Wenn man sich dann noch vor Augen hält, wo Google unter anderem mit dem Android OS seine Finger im Spiel hat (beispielsweise Smartphones, Haushaltsgeräte, Smart Home oder Autos), wird das Potenzial der AI-Services auf der Google Cloud Platform deutlich sichtbar. Der einzige Wehrmutstropfen besteht - weiterhin - darin, dass Google nur Entwickler bedienen kann. Der ausschlaggebende Zugang zu Unternehmen, wie Microsoft ihn besitzt, fehlt immer noch.

AI wird der Game Changer in der Public Cloud

Der Markt für AI-Plattformen und AI-Services befindet sich derzeit noch in der Anfangsphase. Doch mit dem wachsenden Bedarf, Kunden intelligente Produkte und Services anzubieten, werden Unternehmen dazu übergehen, sich Unterstützung zu suchen. Und Fakt ist, dass nur der leichte Zugang zu Cloud-basierten AI-Services und die dafür notwendige und schnell zur Verfügung stehende Rechenleistung die Entwicklung neuer "intelligenter" Produkte, Services und Geschäftsmodelle ermöglicht.

Für Unternehmen macht es daher keinen Sinn, AI-Systeme inhouse aufzubauen, da sich diese dort unter anderem nicht performant und skalierbar betreiben lassen. Zudem sollte der Zugriff auf die Endgeräte und die weltweit verteilten Daten, die ausgewertet werden müssen, nicht vernachlässigt werden. Das ist nur durch weltweit skalierte und gut vernetzte Cloud-Plattformen möglich.

Für die Anbieter könnte AI zum Game Changer in der Public Cloud werden. Nachdem AWS und Microsoft das Feld anführen, hat es Google bis heute dort nicht geschafft, signifikant Boden gut zu machen. Mit seinem AI-Portfolio könnte sich das aber ändern. Vor allem TensorFlow und die Beliebtheit unter Entwicklern spielt Google dabei in die Karten.

Aber dort sind AWS und Microsoft bereits auf der Hut und gehen sogar gemeinsam dagegen vor.
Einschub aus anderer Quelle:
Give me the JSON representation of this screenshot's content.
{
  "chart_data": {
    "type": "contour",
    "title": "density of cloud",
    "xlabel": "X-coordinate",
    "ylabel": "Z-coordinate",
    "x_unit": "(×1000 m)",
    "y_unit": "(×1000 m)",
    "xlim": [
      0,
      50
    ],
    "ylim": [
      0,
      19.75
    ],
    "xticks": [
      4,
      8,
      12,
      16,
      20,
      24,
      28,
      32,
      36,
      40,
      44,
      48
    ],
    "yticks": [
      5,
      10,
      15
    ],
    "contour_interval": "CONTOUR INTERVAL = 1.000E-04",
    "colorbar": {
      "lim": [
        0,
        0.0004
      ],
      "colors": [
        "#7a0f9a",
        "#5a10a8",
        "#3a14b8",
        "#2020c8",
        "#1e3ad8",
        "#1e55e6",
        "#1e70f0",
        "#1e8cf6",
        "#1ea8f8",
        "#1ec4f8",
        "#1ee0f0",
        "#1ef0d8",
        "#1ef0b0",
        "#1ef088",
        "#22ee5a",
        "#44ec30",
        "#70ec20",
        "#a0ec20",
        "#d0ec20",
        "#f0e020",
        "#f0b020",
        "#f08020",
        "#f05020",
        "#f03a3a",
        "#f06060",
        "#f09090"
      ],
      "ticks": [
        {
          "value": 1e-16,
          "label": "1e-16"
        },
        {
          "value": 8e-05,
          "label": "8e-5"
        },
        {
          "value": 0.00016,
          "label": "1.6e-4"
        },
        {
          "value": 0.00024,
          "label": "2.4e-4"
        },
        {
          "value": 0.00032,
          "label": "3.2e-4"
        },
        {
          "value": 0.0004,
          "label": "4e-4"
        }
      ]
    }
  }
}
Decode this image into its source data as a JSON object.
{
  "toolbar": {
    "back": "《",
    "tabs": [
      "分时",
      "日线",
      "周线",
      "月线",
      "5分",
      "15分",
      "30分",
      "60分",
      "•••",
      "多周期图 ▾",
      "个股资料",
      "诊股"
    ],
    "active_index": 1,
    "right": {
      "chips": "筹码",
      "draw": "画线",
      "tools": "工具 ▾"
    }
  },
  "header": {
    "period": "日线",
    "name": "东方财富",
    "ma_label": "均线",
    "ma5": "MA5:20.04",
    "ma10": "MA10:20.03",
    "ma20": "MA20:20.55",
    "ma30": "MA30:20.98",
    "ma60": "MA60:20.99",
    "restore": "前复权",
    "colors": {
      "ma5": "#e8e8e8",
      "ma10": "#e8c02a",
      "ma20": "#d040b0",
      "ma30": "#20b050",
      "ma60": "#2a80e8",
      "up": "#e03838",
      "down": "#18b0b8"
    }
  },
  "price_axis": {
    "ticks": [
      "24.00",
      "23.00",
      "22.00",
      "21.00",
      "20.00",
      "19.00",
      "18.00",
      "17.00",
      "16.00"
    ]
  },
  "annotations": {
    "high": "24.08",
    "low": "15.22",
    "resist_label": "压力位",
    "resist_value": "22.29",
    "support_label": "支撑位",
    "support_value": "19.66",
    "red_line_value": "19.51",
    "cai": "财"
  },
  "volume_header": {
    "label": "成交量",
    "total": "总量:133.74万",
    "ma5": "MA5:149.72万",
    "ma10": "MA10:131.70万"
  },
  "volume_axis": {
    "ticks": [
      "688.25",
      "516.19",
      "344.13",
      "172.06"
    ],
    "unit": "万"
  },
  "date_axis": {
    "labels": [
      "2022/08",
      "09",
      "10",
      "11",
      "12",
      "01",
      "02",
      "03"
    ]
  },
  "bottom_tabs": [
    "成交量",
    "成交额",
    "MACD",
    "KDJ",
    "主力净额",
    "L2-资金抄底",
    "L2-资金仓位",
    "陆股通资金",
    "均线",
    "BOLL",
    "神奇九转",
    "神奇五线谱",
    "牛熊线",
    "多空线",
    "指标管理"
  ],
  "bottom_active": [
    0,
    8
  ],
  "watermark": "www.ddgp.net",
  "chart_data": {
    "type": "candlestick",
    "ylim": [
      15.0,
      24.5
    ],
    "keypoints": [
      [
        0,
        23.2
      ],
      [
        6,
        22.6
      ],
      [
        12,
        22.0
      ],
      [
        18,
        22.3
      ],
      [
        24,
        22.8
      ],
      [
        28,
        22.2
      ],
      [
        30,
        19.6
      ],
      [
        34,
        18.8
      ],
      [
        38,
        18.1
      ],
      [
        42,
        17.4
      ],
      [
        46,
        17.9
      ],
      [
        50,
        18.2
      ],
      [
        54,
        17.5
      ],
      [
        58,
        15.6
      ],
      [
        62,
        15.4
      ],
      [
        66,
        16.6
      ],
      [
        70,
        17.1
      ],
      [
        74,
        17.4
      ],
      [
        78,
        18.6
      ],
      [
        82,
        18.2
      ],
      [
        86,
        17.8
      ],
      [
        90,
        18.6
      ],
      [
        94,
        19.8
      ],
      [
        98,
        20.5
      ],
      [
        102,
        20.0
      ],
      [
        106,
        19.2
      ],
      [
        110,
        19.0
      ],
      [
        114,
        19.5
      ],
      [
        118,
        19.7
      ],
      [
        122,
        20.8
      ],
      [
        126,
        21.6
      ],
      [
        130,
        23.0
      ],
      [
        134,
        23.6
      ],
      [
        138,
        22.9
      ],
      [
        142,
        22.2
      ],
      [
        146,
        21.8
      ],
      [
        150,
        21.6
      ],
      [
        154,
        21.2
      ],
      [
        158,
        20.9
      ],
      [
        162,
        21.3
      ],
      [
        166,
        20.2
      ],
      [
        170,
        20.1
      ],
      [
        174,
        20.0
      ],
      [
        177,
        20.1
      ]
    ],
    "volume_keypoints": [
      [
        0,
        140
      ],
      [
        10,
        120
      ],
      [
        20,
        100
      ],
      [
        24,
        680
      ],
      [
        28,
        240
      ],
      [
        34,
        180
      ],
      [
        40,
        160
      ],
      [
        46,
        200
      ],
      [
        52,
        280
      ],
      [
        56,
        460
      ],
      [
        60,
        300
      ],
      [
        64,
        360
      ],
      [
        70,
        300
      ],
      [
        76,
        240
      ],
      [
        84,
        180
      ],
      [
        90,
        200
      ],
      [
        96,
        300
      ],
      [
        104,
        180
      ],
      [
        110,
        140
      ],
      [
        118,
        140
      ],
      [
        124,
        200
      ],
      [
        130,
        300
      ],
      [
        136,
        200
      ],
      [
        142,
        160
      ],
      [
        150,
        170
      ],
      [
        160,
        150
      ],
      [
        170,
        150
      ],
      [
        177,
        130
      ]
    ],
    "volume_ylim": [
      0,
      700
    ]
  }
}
Mit "Gluon" haben beide zusammen eine Open-Source Deep Learning Bibliothek entwickelt, die sehr ähnlich funktioniert wie TensorFlow. Zudem muss man AWS und Microsoft zusprechen, dass sie ein breites Angebot von AI-Engines (Frameworks) unterstützen und eben nicht nur TensorFlow.

Ob Google eines Tages AWS einholen wird, bleibt zu bezweifeln. Aber Microsoft könnte schnell den Atem zu spüren bekommen. Für Microsoft wird es ausschlaggebend sein, wie schnell Unternehmenskunden vom AI-Service-Portfolio überzeugt werden können und ob währenddessen das Verständnis vermittelt wird, andere Microsoft-Produkte und Services (zum Beispiel Azure IoT) in die AI-Strategie einfließen zu lassen.

Amazon wird mit seiner dualen Strategie, dem Fokus auf Entwickler und Unternehmen, den Public-Cloud-Markt auch weiterhin anführen und die Heimat für all diejenigen - insbesondere Cloud-nativen - AI-Nutzer sein, die nicht ausschließlich TensorFlow einsetzen wollen. Hinzu kommt die große und auf Innovationen ausgerichtete Kundenbasis, die versteht, welchen Nutzen AI-Services bergen.